‘ConDem’ coalition announced in UK

12 May 2010, 14:06
UK Conservative Party leader David Cameron has announced a historic coalition government with the Liberal Democrats, following the resignation of Labour Prime Minister Gordon Brown.
The deal between the two parties, which are ideologically opposed on issues such as engagement with Europe, marks the country’s first coalition government since Winston Churchill’s wartime coalition 70 years ago.
Cameron has already moved into the Prime Minister’s residence at Number 10 Downing Street, 90 minutes after Brown’s departure. He becomes Britain’s 53rd Prime Minister, and its youngest in 200 years, while leader of the Liberal Democrats Nick Clegg will serve as the Deputy Prime Minister.
Cameron promised he and Clegg would put their political differences aside – of which there are a great many – and seek to rebuild public trust in politics. The catchphrase of the new government would be: “Those who can, should, those who cannot, we will always help”, Cameron said.
Clegg received backing for the deal from his party last night, and committed to a five year coalition government with five of the 23 members of cabinet coming from his party.
The agreement also forced the Conservatives to make concessions on many of their policies. Key among these was a move towards raising tax thresholds for the wealthy, and a referendum on political reform – namely an alternative voting system that would force elections on the House of Lords.
Conservative plans for welfare reform, immigration caps and independent state schools will remain, while disagreements still exist over nuclear power plants and the Trident nuclear deterrent.
The deal marks a bitter day for Labour. Despite losing seats five seats in the election, the Liberal Democrats have a five year opportunity to take control of left-wing politics in the UK, leaving Labour completely offside in the next election.

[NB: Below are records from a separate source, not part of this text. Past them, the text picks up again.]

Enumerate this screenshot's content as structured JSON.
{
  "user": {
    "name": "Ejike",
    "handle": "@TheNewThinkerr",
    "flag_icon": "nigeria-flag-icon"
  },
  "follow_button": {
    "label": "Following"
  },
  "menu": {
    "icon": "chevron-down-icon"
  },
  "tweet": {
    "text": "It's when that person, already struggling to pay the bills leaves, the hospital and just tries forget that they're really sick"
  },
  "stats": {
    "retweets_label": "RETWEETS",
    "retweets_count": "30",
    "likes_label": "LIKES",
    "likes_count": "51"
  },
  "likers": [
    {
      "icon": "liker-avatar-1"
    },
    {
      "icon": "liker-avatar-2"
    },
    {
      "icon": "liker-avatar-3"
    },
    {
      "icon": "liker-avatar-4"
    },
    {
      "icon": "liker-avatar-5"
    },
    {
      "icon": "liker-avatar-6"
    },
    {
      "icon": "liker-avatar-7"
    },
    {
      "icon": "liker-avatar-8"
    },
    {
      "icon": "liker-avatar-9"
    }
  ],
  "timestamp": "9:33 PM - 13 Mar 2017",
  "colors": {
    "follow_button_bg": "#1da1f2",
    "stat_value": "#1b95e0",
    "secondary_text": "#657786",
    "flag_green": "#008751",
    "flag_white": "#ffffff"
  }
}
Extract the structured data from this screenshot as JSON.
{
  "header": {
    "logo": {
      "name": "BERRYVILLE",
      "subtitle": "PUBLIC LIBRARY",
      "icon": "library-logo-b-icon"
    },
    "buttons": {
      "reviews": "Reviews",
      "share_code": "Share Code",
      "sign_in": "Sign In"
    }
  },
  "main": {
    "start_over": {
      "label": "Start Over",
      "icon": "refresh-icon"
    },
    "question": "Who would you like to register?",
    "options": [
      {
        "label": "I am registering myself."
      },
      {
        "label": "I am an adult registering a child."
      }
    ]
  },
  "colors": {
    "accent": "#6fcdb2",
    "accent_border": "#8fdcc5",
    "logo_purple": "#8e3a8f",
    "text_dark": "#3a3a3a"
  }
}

Brown’s resignation was Labour’s last card to play, hoping that their own negotiations for a Lib-Lab coalition would taste sweeter with Brown out of the way.
But the jubilation among both the parties now in government masks widespread dissatisfaction in the ranks of both. United only in their dislike of Labour, the Conservatives and the Liberal Democrats are fundamentally different creatures and it will be a test of British politics whether one’s small-government approach will tolerate the welfare innovation of the other.
The change in government is a net gain for the Maldives. The Conservative party played a key role in training the ruling Maldivian Democratic Party (MDP) from street campaigners into a political party, and pressured the British government to condemn alleged human rights abuses occurring in the country.
“Their human rights group took up our case and put pressure on the British government. At their conference they put me in touch with centre-right parties from Serbia to Sri Lanka and gave me a platform from which to tell the world about what was happening in the Maldives,” President Mohamed Nasheed said, in an interview with the Telegraph newspaper in January 2009.
It led a visit by a Conservative delegation including vice-president Richard Spring and recently-crowned Redditch MP Karen Lumley to give the MDP advice on campaigning and “strategic alliance building”.
“They deserve our support and they will certainly get it. We want to keep a spotlight on events unfolding in the Maldives,” Spring said, at the time.
After the election, Lumley wrote in the Birmingham Advertiser that she “was humbled by people who just wanted a better future for themselves and their families. I am so proud that I was able to a very small part of that change.”